Kommentar

Wichtige Atempause

Archivartikel

Jürgen Berger zur Situation von Borussia Dortmund

Borussia Dortmund ist nach der Länderspielpause der erhoffte Befreiungsschlag gelungen – allerdings nur vom Ergebnis her. Das 1:0 gegen Mönchengladbach war keine spielerische Leistungsexplosion, sondern hatte viel mit Spielglück und bärenstarken Torhüter-Paraden zu tun. Die Kritik am Handbremsen-Fußball von Trainer Lucien Favre bleibt ein Thema, aber zumindest eine wichtige Atempause in der Mentalitätsdebatte hat sich der BVB vor einer schwierigen Woche mit dem Champions-League-Duell mit Inter Mailand und dem Revier-Derby bei Schalke 04 verschafft. Auch wenn die alternativlose Ein-Spiel-Suspendierung von Jadon Sancho sicher noch nachwirken wird.

Diese Borussia will viel mehr. Die Dortmunder setzen darauf, dass der „dreckige“ Heimsieg über die erstarkten Gladbacher der ersehnte Knotenlöser sein wird. Kurios ist, dass die Westfalen trotz der internen Baustellen punktgleich mit den Bayern sind und noch immer alle Chancen auf die Meisterschaft haben.

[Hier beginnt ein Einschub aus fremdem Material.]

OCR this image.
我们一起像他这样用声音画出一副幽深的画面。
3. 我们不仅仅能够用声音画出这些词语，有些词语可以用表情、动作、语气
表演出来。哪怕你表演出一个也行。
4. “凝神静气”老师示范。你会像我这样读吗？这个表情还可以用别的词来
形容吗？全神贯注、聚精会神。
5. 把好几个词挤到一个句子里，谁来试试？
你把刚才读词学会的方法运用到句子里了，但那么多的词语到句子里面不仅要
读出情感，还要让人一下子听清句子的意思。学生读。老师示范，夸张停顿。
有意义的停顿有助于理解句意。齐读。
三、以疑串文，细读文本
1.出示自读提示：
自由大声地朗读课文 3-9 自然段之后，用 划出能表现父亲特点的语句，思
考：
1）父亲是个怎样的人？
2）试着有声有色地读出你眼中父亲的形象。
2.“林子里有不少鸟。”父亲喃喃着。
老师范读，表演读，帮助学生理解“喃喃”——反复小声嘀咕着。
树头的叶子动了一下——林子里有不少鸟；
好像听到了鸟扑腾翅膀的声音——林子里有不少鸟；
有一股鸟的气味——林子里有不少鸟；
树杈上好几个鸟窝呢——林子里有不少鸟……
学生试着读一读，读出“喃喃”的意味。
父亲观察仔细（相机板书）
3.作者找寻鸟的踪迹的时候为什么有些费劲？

In München hält die Dauerdebatte um den Trainer nach dem nächsten Wackler an. Neben dem Müller-Problem muss Niko Kovac nach dem Kreuzbandriss von Abwehrchef Niklas Süle ein viel schwierigeres lösen. Diese Unruhe beim Rekordmeister spielt nicht nur dem instabilen BVB in die Karten, sondern auch den unter Julian Nagelsmann noch nach dem Erfolgsrezept suchenden Leipzigern.

Die eine Mannschaft, die es zu schlagen gilt, gibt es derzeit aufgrund der fehlenden Leistungskonstanz des vermeintlichen Top-Trios nicht. Nach acht Spieltagen liegen die ersten neun Mannschaften nur einen Sieg auseinander. Das hat es lange nicht mehr gegeben – und tut dem Spannungsbogen der Bundesliga unheimlich gut.